Но вот с помощью своих людей Коницкому удалось взять сам комитет вместе с типографией, бумагами, прокламациями, тезисами и списками. И он был счастлив и горд.
— Блестяще, — шептал он себе под нос, потирая свои белые мягкие руки. — Теперь они в Петербурге узнают, кто такой Коницкий!
Он уже видел мину, которую скорчат шишки из соответствующего департамента, когда он пошлет им сообщение о своей победе.
В гражданской одежде, в черных очках, чтобы его не узнали, он сидел в боковой комнатке рядом с арестантской и рассматривал попавшую в его руки добычу. Как хищник, играющий с жертвой прежде, чем задушить ее, Коницкий радовался в своем скромном укрытии, глядя светлыми глазами на членов комитета, собранных теперь в арестантской. Он ловил взгляды, движения, выражения лиц и мысленно набрасывал план действий.
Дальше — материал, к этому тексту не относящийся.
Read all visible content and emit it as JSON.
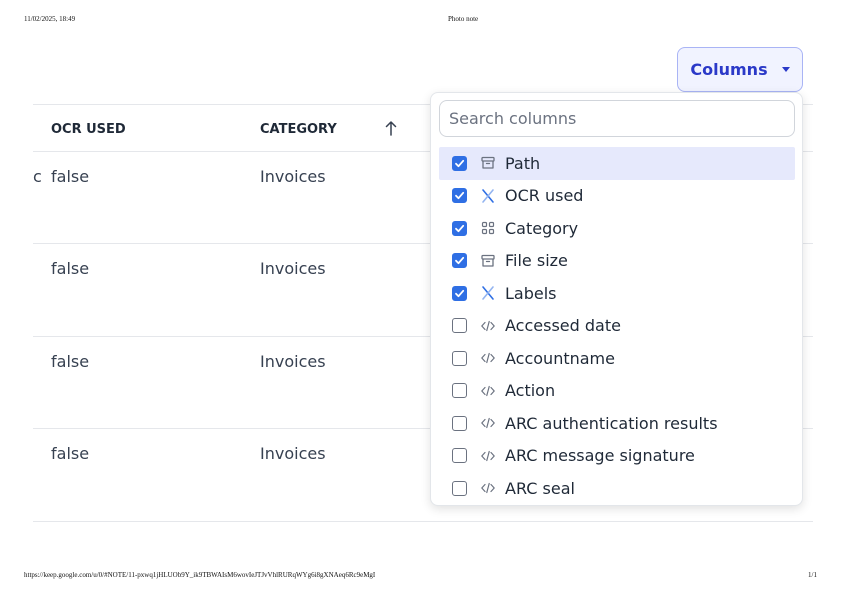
{
  "print": {
    "datetime": "11/02/2025, 18:49",
    "title": "Photo note",
    "url": "https://keep.google.com/u/0/#NOTE/11-pxwq1jHLUOb9Y_ik9TBWAIsM6wovIeJTJvVhlRURqWYg6i8gXNAeq6Rc9eMgI",
    "page": "1/1"
  },
  "toolbar": {
    "columns_label": "Columns"
  },
  "table": {
    "headers": {
      "ocr_used": "OCR USED",
      "category": "CATEGORY"
    },
    "cut_char": "c",
    "rows": [
      {
        "ocr_used": "false",
        "category": "Invoices"
      },
      {
        "ocr_used": "false",
        "category": "Invoices"
      },
      {
        "ocr_used": "false",
        "category": "Invoices"
      },
      {
        "ocr_used": "false",
        "category": "Invoices"
      }
    ]
  },
  "column_picker": {
    "search_placeholder": "Search columns",
    "items": [
      {
        "label": "Path",
        "checked": true,
        "icon": "archive-icon"
      },
      {
        "label": "OCR used",
        "checked": true,
        "icon": "boolean-icon"
      },
      {
        "label": "Category",
        "checked": true,
        "icon": "grid-icon"
      },
      {
        "label": "File size",
        "checked": true,
        "icon": "archive-icon"
      },
      {
        "label": "Labels",
        "checked": true,
        "icon": "boolean-icon"
      },
      {
        "label": "Accessed date",
        "checked": false,
        "icon": "code-icon"
      },
      {
        "label": "Accountname",
        "checked": false,
        "icon": "code-icon"
      },
      {
        "label": "Action",
        "checked": false,
        "icon": "code-icon"
      },
      {
        "label": "ARC authentication results",
        "checked": false,
        "icon": "code-icon"
      },
      {
        "label": "ARC message signature",
        "checked": false,
        "icon": "code-icon"
      },
      {
        "label": "ARC seal",
        "checked": false,
        "icon": "code-icon"
      }
    ]
  },
  "colors": {
    "accent": "#2f6fe4",
    "button_text": "#2b39c8",
    "highlight": "#e6e9fc"
  }
}
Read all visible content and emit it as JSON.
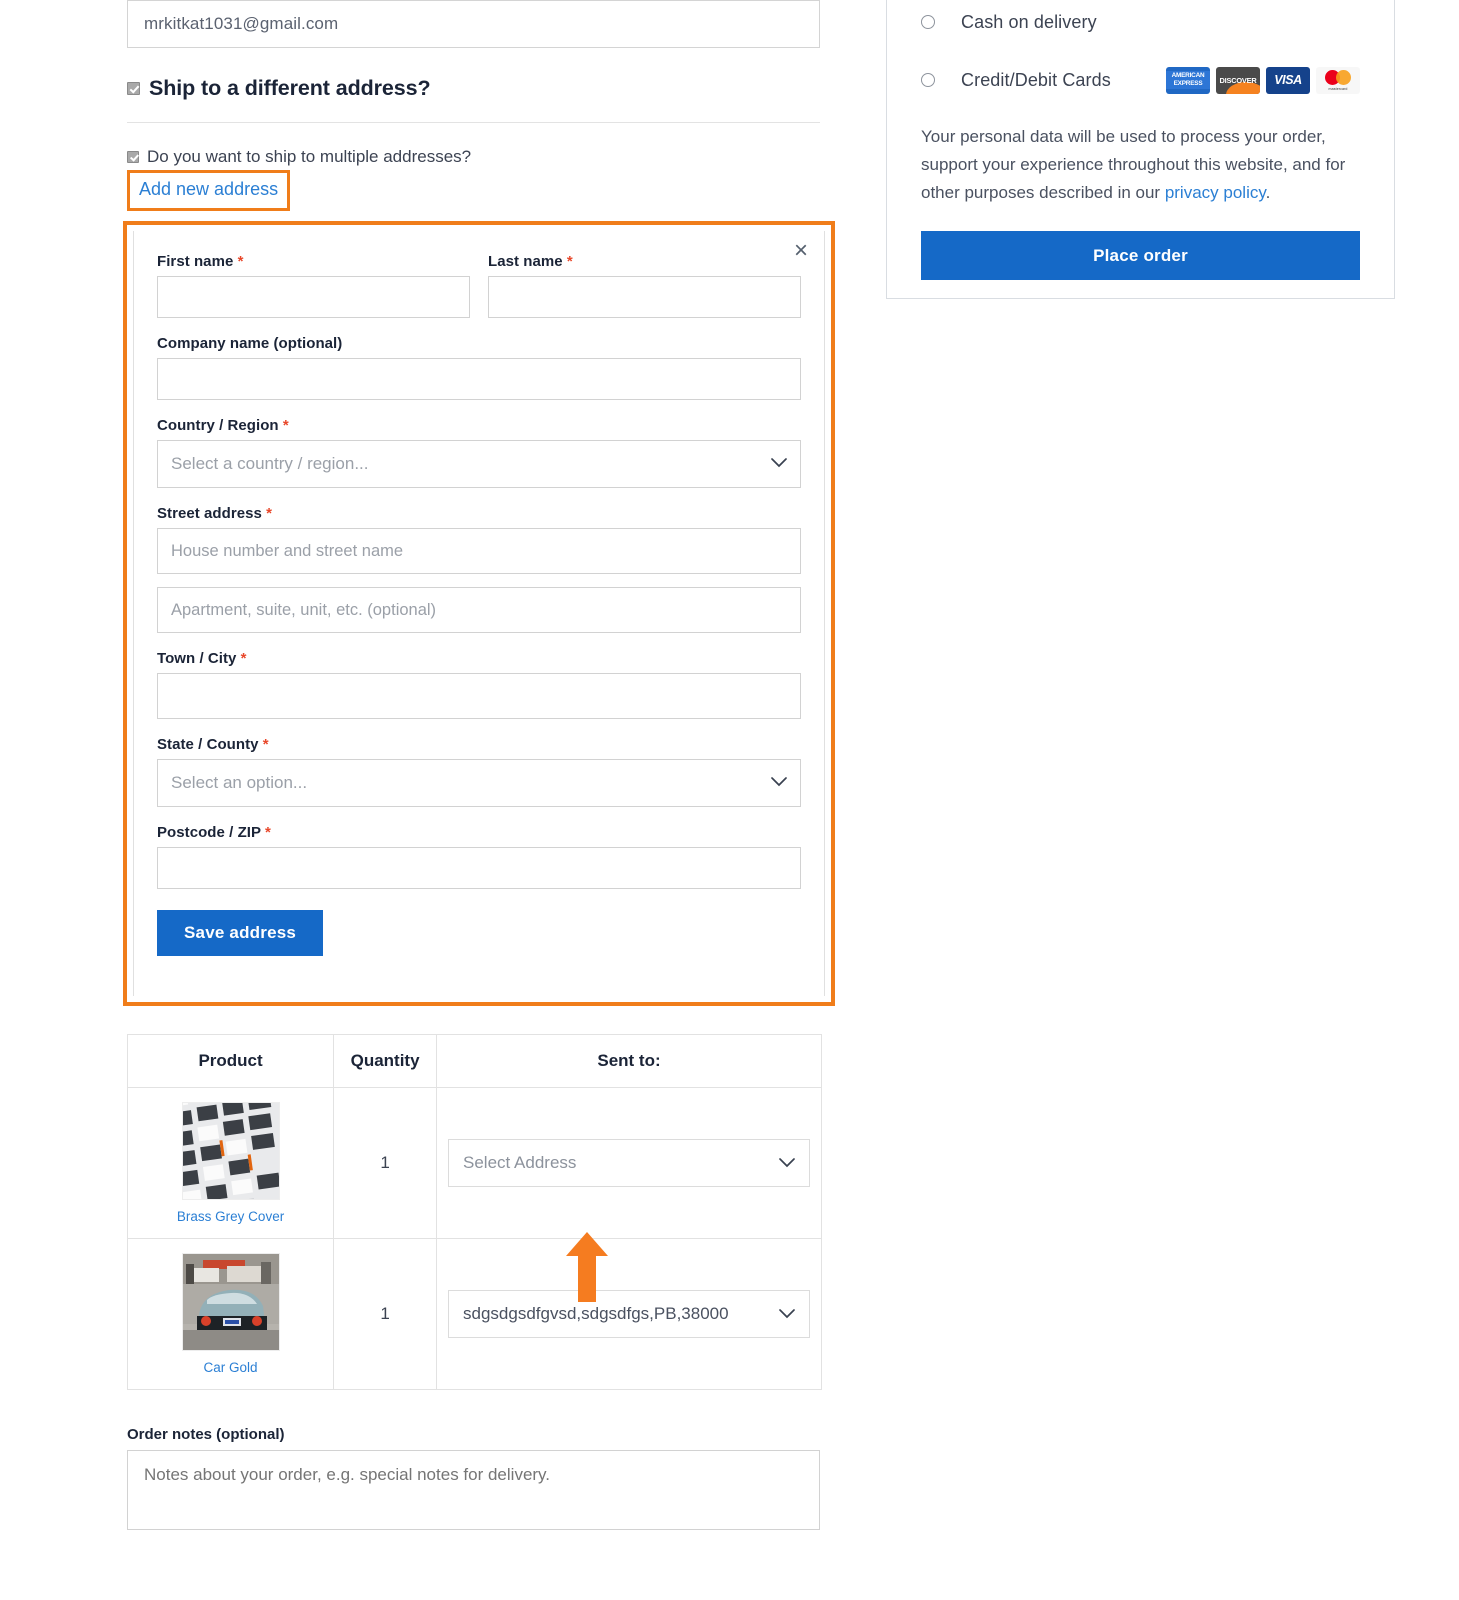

Особенно пристально он вглядывался в «печатников», двух человек из подпольной типографии, сидевших рядом друг с другом.
Сколько же времени потребовалось, чтобы выйти на них и взять их!
Хотя они выдавали себя за мужа и жену, эти двое из типографии, полковник Коницкий ни минуты не верил, что это правда. Он уже знал эту партийную парочку. Кроме того, они не слишком друг другу подходили. Женщина была молодая и красивая, словно не трудилась в подпольной типографии, а только что приехала с дачи. Щеки у нее были румяные, глаза ясные. И держалась она гордо, когда агенты ее толкали.
— Уберите руки! — гневно кричала она, сверкая глазами.
У полковника Коницкого слюнки текли от вожделения к этой гневной молодой красавице. Небось дочка какого-нибудь фабриканта, ударившаяся в революционную романтику, решил он.
Мужчина, с которым она жила и якобы состояла в браке, состарился раньше времени; он был тощий, заросший, с красными глазами от бессонных ночей, с бледной кожей от жизни без свежего воздуха, усталый и перепуганный. В его глазах читался страх, а еще больше — тревога и собачья преданность этой красивой и свежей женщине, выдававшей себя за его жену.
Он выглядит ее рабом и почитателем, думал об этом испуганном человеке полковник Коницкий. И к тому же порядочным трусом. У него и руки, и ноги дрожат.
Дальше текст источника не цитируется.